Angela carefully sucked up a single drop of the fluid with another pipette and placed it in the centre of a glass microscope slide, covering it with a wafer-thin glass cover-slip.

‘It’s still not accepted by everyone, but I think it’s reliable if done carefully,’ she said. ‘When someone drowns in water containing these microscopic algae called diatoms, it goes down their windpipe and into the lungs, taking the diatoms with it.’

‘So if they’re dead, there’s no breathing, so the diatoms can’t be found in the lungs!’

Angela laughed. ‘I wish it was that easy! No, even if you throw a corpse into the river, the water still percolates down into the lungs. So finding diatoms in lungs doesn’t mean anything.’

‘So what’s the point of looking?’ demanded Sian, pointing to the tube, which had a label saying ‘Lung’.
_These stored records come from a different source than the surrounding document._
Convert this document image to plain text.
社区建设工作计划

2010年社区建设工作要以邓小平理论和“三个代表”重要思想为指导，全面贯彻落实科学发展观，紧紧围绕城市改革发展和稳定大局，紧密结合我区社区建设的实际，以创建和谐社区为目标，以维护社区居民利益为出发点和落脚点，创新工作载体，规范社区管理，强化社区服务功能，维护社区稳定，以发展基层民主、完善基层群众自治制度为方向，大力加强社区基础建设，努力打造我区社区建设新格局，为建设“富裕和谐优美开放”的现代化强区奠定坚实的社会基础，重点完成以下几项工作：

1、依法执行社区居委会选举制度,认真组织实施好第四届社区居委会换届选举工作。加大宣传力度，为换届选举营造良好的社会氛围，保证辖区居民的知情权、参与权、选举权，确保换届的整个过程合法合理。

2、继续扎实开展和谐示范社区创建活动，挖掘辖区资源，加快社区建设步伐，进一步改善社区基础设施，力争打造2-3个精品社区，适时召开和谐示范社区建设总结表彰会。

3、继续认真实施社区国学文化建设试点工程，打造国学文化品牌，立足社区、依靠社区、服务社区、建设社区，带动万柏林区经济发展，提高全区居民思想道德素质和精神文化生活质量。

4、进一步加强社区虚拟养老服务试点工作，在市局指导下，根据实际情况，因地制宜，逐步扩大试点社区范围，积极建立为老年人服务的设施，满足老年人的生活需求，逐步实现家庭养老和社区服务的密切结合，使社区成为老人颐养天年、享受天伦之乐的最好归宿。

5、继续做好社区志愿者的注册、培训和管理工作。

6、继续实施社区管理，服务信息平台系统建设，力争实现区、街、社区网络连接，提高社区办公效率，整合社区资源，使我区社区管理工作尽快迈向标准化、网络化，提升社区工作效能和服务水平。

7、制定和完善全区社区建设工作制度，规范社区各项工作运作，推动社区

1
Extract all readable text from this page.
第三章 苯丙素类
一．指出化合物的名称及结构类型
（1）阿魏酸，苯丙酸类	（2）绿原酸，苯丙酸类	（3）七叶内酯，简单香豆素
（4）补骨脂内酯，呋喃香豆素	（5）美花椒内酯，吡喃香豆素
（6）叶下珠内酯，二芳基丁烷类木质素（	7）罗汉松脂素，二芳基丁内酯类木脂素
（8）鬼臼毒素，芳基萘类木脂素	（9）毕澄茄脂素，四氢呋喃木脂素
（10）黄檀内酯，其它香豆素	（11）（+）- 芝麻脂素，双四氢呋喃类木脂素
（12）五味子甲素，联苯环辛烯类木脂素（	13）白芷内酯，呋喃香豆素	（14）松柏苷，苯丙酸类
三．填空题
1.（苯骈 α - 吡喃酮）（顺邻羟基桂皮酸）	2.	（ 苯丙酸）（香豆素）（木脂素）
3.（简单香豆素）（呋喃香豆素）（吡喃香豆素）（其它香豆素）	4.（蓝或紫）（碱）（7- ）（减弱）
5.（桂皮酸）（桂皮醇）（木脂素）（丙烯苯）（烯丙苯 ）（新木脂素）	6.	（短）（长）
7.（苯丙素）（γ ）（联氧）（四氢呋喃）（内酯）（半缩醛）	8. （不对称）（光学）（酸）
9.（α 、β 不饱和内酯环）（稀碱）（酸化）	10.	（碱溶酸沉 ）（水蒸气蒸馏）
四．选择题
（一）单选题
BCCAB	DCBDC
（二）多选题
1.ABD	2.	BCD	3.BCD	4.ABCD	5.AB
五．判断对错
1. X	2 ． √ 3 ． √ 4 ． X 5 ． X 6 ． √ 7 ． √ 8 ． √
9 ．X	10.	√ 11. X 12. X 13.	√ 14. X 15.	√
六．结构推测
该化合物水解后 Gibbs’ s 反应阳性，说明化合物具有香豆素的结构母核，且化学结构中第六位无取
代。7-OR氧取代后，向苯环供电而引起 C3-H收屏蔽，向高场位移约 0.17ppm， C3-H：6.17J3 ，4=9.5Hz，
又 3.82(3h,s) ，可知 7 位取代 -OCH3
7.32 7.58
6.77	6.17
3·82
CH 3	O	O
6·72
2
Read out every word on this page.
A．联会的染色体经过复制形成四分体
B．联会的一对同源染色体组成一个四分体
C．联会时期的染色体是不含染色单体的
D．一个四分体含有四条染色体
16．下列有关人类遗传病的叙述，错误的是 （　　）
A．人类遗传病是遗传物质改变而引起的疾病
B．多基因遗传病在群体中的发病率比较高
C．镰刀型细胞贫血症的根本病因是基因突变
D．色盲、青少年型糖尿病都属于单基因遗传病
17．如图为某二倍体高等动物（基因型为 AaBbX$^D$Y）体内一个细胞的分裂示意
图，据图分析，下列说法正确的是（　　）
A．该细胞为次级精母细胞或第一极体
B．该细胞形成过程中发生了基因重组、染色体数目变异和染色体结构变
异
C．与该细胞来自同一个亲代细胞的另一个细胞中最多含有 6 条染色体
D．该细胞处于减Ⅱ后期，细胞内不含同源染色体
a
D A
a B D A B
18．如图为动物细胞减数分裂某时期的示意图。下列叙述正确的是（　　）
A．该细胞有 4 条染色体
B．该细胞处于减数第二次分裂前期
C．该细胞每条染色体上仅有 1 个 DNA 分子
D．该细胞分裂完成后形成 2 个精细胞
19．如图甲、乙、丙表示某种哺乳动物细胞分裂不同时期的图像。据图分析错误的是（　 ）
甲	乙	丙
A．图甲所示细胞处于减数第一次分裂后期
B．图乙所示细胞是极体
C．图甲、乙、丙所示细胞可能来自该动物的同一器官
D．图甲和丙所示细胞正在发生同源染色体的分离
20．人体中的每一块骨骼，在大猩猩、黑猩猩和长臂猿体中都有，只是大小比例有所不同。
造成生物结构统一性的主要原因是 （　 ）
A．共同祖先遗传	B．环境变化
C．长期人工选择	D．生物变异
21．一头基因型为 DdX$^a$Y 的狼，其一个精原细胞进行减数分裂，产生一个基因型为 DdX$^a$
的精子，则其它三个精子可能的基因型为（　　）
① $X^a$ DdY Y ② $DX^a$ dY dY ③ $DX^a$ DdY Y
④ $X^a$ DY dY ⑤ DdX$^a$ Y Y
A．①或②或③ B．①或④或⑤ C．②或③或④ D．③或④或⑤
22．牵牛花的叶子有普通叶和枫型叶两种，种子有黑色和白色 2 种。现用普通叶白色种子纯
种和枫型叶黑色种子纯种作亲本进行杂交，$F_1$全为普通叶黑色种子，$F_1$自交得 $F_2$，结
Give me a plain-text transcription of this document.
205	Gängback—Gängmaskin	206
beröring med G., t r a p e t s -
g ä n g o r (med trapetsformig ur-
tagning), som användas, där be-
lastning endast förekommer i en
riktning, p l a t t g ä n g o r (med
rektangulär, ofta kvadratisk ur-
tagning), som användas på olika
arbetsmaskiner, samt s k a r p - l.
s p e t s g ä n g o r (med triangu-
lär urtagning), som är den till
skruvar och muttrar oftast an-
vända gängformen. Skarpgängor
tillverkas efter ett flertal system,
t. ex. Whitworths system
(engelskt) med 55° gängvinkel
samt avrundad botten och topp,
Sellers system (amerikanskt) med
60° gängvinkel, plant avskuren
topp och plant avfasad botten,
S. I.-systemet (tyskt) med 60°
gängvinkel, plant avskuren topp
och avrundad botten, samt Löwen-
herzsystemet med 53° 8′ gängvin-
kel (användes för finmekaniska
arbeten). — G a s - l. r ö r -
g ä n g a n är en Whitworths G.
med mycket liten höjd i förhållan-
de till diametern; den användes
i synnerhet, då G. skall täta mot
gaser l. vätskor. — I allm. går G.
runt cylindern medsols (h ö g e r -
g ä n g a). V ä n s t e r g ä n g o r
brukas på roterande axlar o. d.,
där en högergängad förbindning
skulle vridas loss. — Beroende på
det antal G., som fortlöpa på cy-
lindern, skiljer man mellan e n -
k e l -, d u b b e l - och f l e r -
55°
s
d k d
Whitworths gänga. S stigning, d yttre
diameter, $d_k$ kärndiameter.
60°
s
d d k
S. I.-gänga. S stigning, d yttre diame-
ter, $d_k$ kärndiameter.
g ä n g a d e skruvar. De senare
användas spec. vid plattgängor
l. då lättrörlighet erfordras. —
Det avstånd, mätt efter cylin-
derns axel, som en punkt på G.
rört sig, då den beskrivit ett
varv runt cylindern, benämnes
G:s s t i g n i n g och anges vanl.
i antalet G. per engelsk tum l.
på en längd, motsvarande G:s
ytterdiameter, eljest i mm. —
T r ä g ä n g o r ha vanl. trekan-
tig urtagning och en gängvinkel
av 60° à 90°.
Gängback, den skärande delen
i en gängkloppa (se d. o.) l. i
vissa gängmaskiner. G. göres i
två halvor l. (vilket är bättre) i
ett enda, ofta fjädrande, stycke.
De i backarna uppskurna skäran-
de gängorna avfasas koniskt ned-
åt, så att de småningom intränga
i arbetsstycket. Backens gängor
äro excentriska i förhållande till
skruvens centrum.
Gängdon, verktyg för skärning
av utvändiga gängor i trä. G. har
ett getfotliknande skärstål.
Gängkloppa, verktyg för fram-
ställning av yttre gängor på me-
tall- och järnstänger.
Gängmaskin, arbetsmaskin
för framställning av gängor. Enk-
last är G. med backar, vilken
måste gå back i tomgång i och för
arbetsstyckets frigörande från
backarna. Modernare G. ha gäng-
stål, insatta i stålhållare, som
‘To check that the water actually contains diatoms, though we always look at a water sample as well. If it doesn’t, there’s no point in looking further. Some waters don’t, though even tap water often contains a few, especially if the pipe hasn’t been used for a time.’

She pointed at the test-tube rack, where there were three other tubes. Sian looked at them and read the names written in grease-pencil… marrow, liver, kidney.

‘Are these what you’ve been boiling up in the fume cupboard?’ she asked.

‘Yes, you have to dissolve little samples of internal organs taken at the post-mortem in nitric acid, which gets rid of all the organic material and leaves the diatoms.’

‘Why don’t they vanish as well, then?’ demanded the knowledge-hungry technician.

‘Because they’ve got a shell of silica, which resists the acid. Now, if the victim drowns, then these tiny things get into the lungs and some penetrate the lining, they’re so small. The heart is still beating, so they get carried off in the blood stream and get filtered out in the bone marrow, liver, spleen, and kidneys.’